Les étudiants ont donc été plusieurs à rapporter qu'ils ont rencontré le problème de la corruption tout au long de leur éducation préuniversitaire et surtout au cours de leur dernière année au high school où ils se retrouvent souvent dans une situation où des frais informels apparaissent, leur offrant l'opportunité de sécuriser un avantage en regard de leur réussite. Ils sont alors grandement encouragés à payer leur enseignant pour une classe spéciale où ils font la révision pour le prochain examen, ou tout simplement pour avoir le droit de faire cet examen. D'autres cas rapportés font mention de classes payantes où l'étudiant est seul avec l'enseignant qui lui donne littéralement toutes les réponses pour l'évaluation à venir. Évidemment, d'autres échanges monétaires sont aussi perçus pour tout simplement améliorer les notes des étudiants ou pour passer au grade suivant sans avoir rempli les exigences (UNDP 2014 : 1).

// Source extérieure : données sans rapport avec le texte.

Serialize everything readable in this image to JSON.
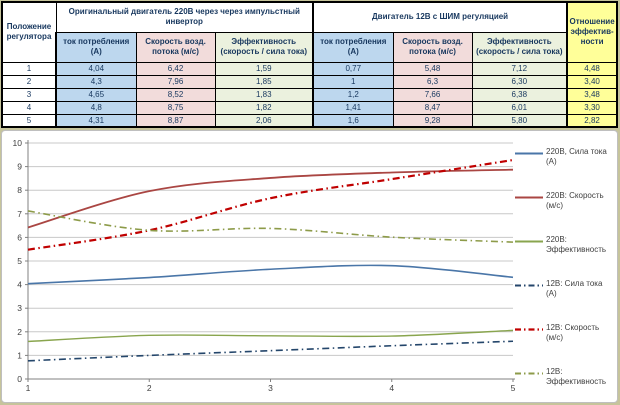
{
  "colors": {
    "col_current": "#BDD7EE",
    "col_speed": "#F2DCDB",
    "col_efficiency": "#EBF1DE",
    "col_ratio": "#FFFF99",
    "header_text": "#17375E"
  },
  "table": {
    "corner_header": "Положение\nрегулятора",
    "group_220_header": "Оригинальный двигатель 220В через через импульстный\nинвертор",
    "group_12_header": "Двигатель 12В с ШИМ регуляцией",
    "ratio_header": "Отношение\nэффектив-\nности",
    "sub_headers": [
      "ток потребления\n(А)",
      "Скорость возд.\nпотока (м/с)",
      "Эффективность\n(скорость / сила тока)",
      "ток потребления\n(А)",
      "Скорость возд.\nпотока (м/с)",
      "Эффективность\n(скорость / сила тока)"
    ],
    "rows": [
      {
        "cells": [
          "1",
          "4,04",
          "6,42",
          "1,59",
          "0,77",
          "5,48",
          "7,12",
          "4,48"
        ]
      },
      {
        "cells": [
          "2",
          "4,3",
          "7,96",
          "1,85",
          "1",
          "6,3",
          "6,30",
          "3,40"
        ]
      },
      {
        "cells": [
          "3",
          "4,65",
          "8,52",
          "1,83",
          "1,2",
          "7,66",
          "6,38",
          "3,48"
        ]
      },
      {
        "cells": [
          "4",
          "4,8",
          "8,75",
          "1,82",
          "1,41",
          "8,47",
          "6,01",
          "3,30"
        ]
      },
      {
        "cells": [
          "5",
          "4,31",
          "8,87",
          "2,06",
          "1,6",
          "9,28",
          "5,80",
          "2,82"
        ]
      }
    ]
  },
  "chart_data": {
    "type": "line",
    "x": [
      1,
      2,
      3,
      4,
      5
    ],
    "x_ticks": [
      1,
      2,
      3,
      4,
      5
    ],
    "y_ticks": [
      0,
      1,
      2,
      3,
      4,
      5,
      6,
      7,
      8,
      9,
      10
    ],
    "xlim": [
      1,
      5
    ],
    "ylim": [
      0,
      10
    ],
    "grid": true,
    "smooth": true,
    "legend_position": "right",
    "grid_color": "#C8C8C8",
    "axis_color": "#808080",
    "tick_label_color": "#404040",
    "series": [
      {
        "name": "220В, Сила тока (А)",
        "label": "220В, Сила тока\n(А)",
        "values": [
          4.04,
          4.3,
          4.65,
          4.8,
          4.31
        ],
        "color": "#4A76A8",
        "dash": "solid",
        "width": 1.6
      },
      {
        "name": "220В: Скорость (м/с)",
        "label": "220В: Скорость\n(м/с)",
        "values": [
          6.42,
          7.96,
          8.52,
          8.75,
          8.87
        ],
        "color": "#AA4643",
        "dash": "solid",
        "width": 1.8
      },
      {
        "name": "220В: Эффективность",
        "label": "220В:\nЭффективность",
        "values": [
          1.59,
          1.85,
          1.83,
          1.82,
          2.06
        ],
        "color": "#89A54E",
        "dash": "solid",
        "width": 1.4
      },
      {
        "name": "12В: Сила тока (А)",
        "label": "12В: Сила тока\n(А)",
        "values": [
          0.77,
          1,
          1.2,
          1.41,
          1.6
        ],
        "color": "#24466B",
        "dash": "dashdot",
        "width": 1.6
      },
      {
        "name": "12В: Скорость (м/с)",
        "label": "12В: Скорость\n(м/с)",
        "values": [
          5.48,
          6.3,
          7.66,
          8.47,
          9.28
        ],
        "color": "#C00000",
        "dash": "dashdot",
        "width": 2.2
      },
      {
        "name": "12В: Эффективность",
        "label": "12В:\nЭффективность",
        "values": [
          7.12,
          6.3,
          6.38,
          6.01,
          5.8
        ],
        "color": "#8D9B49",
        "dash": "dashdot",
        "width": 1.6
      }
    ]
  }
}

À ces problèmes, les solutions envisagées par les organisations internationales, comme le UNDP par exemple, se trouvent toujours du côté de la bonne gouvernance et de la bureaucratisation qui aideront à implémenter les mesures anticorruption, à aggraver les peines pour corruption alors qu'elles sont présentement plus sévères pour les fausses allégations, ou encore à informer davantage les Cambodgiens qui de toute manière voient actuellement seulement 2% de leurs plaintes traitées (EAR 20116 : 162-167). Dans le

domaine de l'éducation supérieure, ce sont souvent des projets d'assurance de qualité qui sont proposés. En introduisant davantage d'auto-évaluations, de formalités administratives et d'évaluations périodiques, les universités pourraient atteindre les standards internationaux et obtenir une accréditation externe ouvrant la porte à la mobilité des étudiants, au transfert de crédits et à la collaboration dans le milieu de la recherche (Sothy, Madhur et Rethy 2015 : 58- 59). On voit ici une ressemblance avec les objectifs du FMI. Pour l'université, les pratiques de bonne gouvernance visent moins à freiner la corruption qu'à adopter une structure qui lui permet d'avoir des interlocuteurs internationaux avec qui elle peut échanger d'égal à égal.

De leur côté, les étudiants proposent une solution beaucoup plus sensible au contexte local, croyant qu'en améliorant le salaire des enseignants, il serait possible de neutraliser le problème de corruption dans le milieu de l'éducation. Ils sont d'avis que ces pratiques sont à proscrire, mais ils comprennent aussi qu'en ce moment, il s'agit littéralement d'une question de survie pour les enseignants. La combinaison entre les coûts de la vie qui augmentent sans cesse et leur salaire atrocement bas qu'ils reçoivent parfois très en retard, voire jamais, obligent plusieurs d'entre eux à chercher un revenu supplémentaire payé directement par les élèves (Ear 2016 : 162; Sothy, Madhur et Rethy 2015 : 47), ou encore en occupant un second emploi, comme c'est le cas pour au moins le trois quarts d'entre eux (jusqu'à 93% selon une étude récente) qui se tournent alors vers le tutorat privé ou l'agriculture (UNESCO et IIEP 2011 : 40-41). Ces frais informels sont une menace à l'éducation universelle pour tous et mettent évidemment en danger sa qualité (UNDP 2014 : 1; 6). De plus, la situation actuelle enseigne malheureusement aux jeunes qu'il est normal de soudoyer les autorités pour avoir accès aux services publics, un type d’interaction qui se multiplie à la fin des études au moment de se trouver un emploi ou à d'autres occasions dans leur vie d'adultes (Peou 2017 : 27).